Corrosion Resistance of Ferritic Stainless Steel X12Cr13 After Application of Low-Temperature and High-Temperature Plasma Nitriding

Abstract

The impact of plasma nitriding process on corrosion resistance of ferritic stainless steel (FSS) was evaluated in this study. The FSS X12Cr13 (AISI 410) was subjected to low-temperature plasma nitriding (LTPN) treatment at a temperature of 400°C in 3H2:1N2 (l/h) and in 1H2:3N2 (l/h) reverse working atmosphere (LTPN-R) and to high-temperature plasma nitriding (HTPN) treatment at 550 °C for 15 h. The microstructure and microhardness of the untreated and nitrided stainless steel were evaluated. The corrosion properties of the untreated and plasma nitrided steel samples were evaluated using the anodic potentiodynamic polarization tests in neutral 2.5% NaCl deaerated solution.
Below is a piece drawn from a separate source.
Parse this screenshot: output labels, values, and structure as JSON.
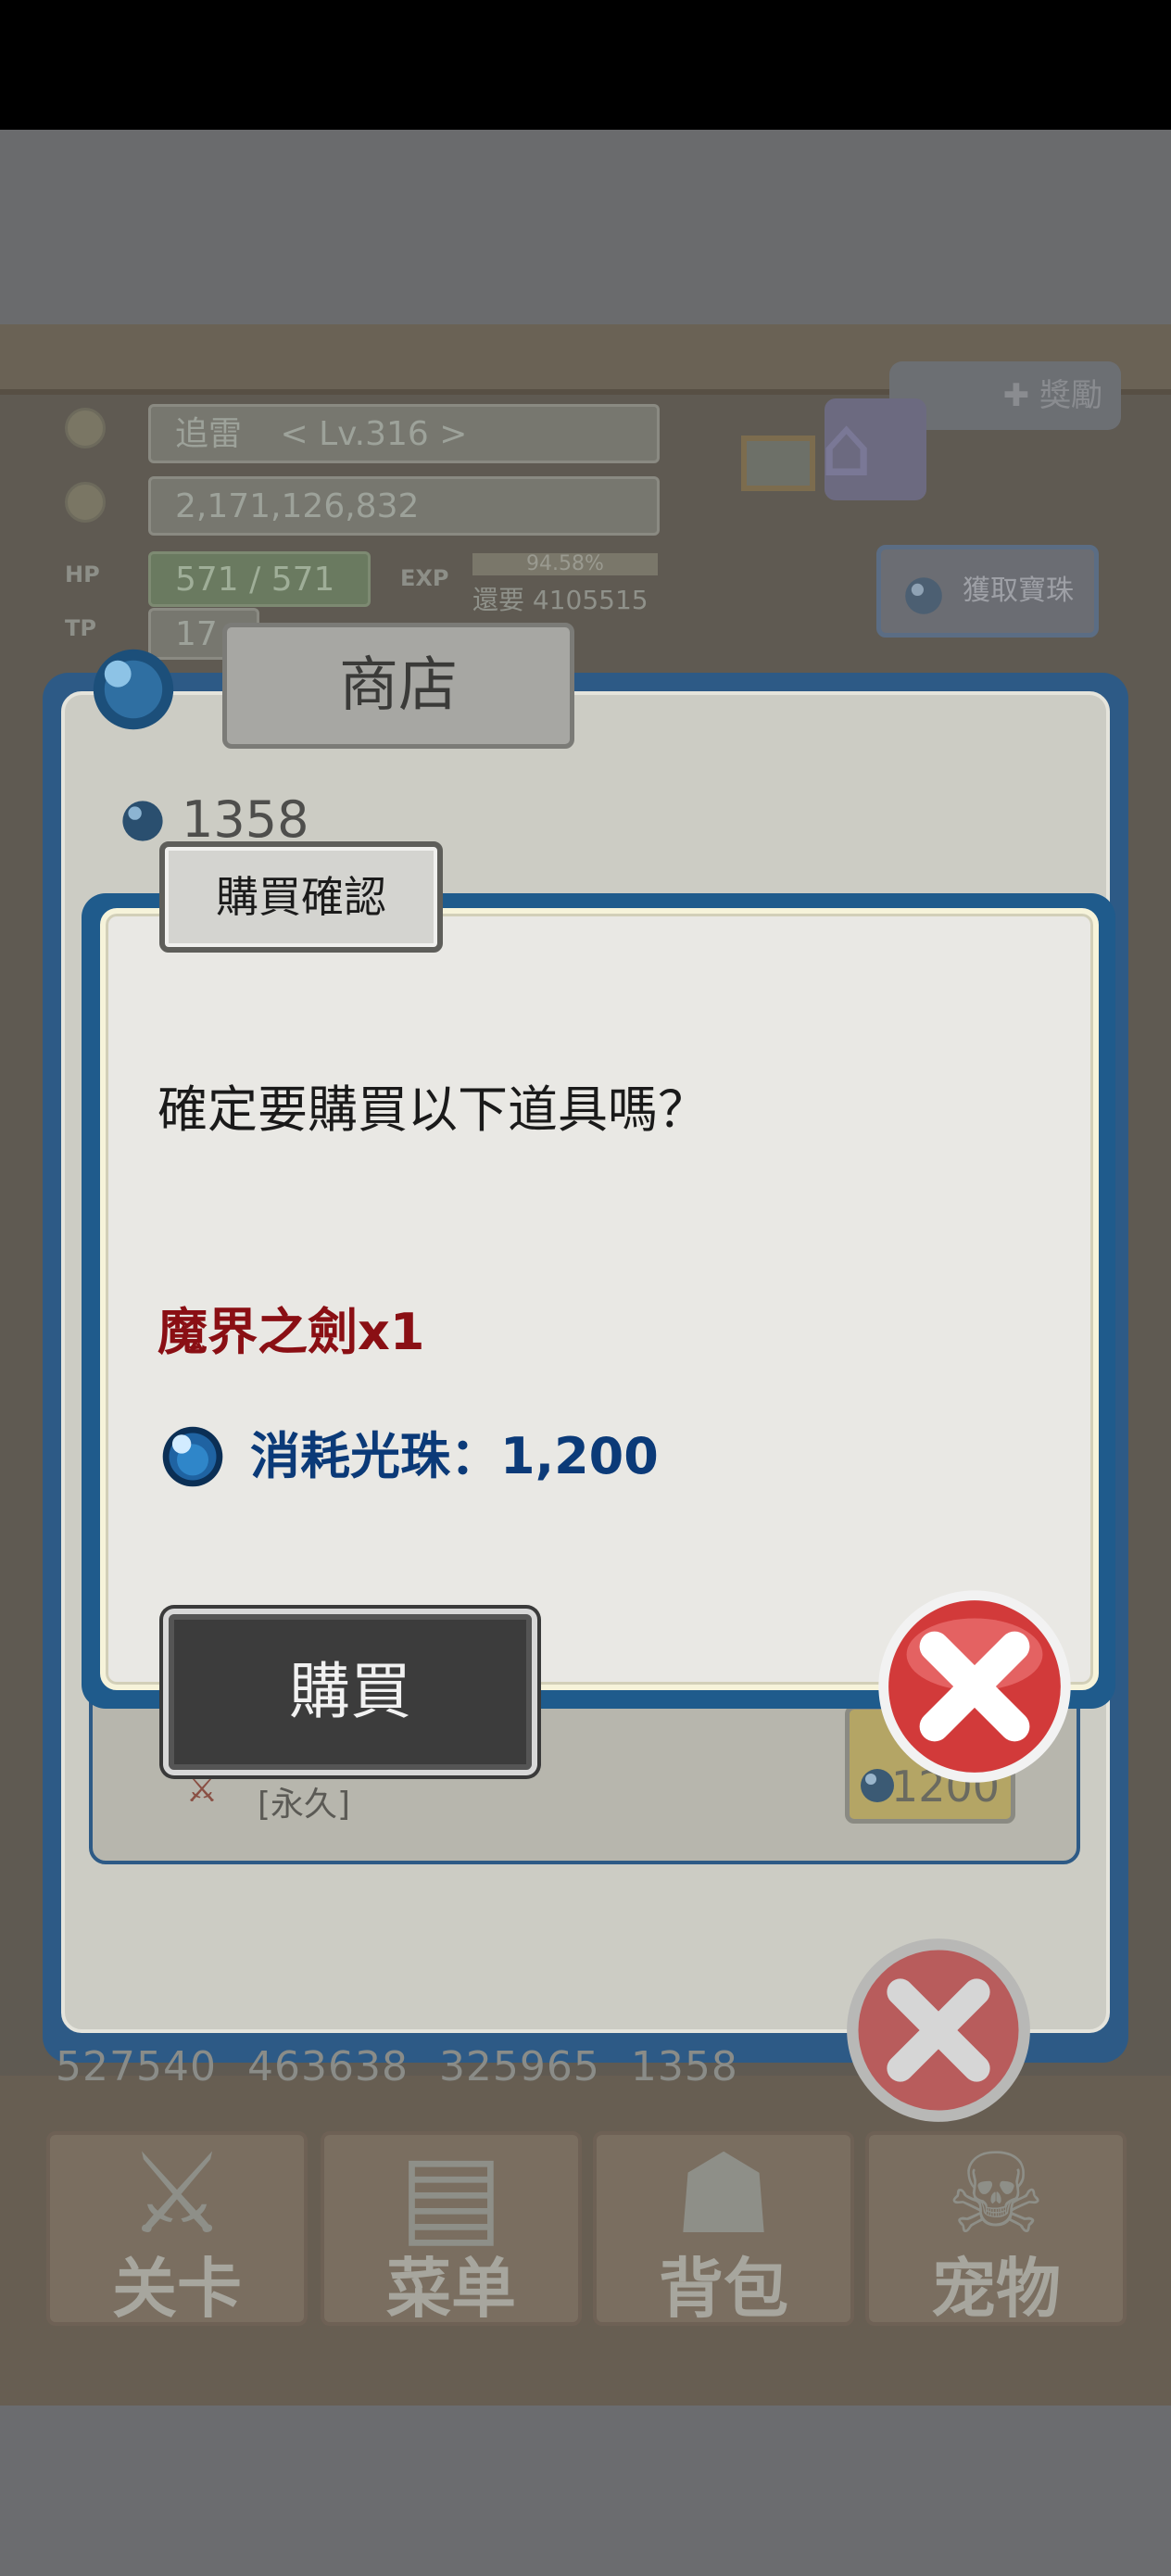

The phase analysis showed that LTPN and LTPN-R treatment on the AISI 410 steel led to the formation of N layer (nitrogen expanded ferrite) accompanied by Fe3C and Fe4N iron nitrides and CrN. The HTPN technique led additionally to the formation of an increased volume of Cr4N4 chromium nitrides and Cr15Fe7C6 chromium iron carbide. The plasma nitriding process significantly increased the microhardness of the ferritic stainless steel. The pitting was evaluated, and the pitting coefficient was calculated. The electrochemical corrosion tests showed the best corrosion resistance of the untreated X12Cr13 stainless steel, only slightly increased corrosion rates of LTPN and LTPN-R techniques, and extreme corrosion rates after application of the HTPN technique, causing Cr depletion and thereby suppressing the ability to passivation.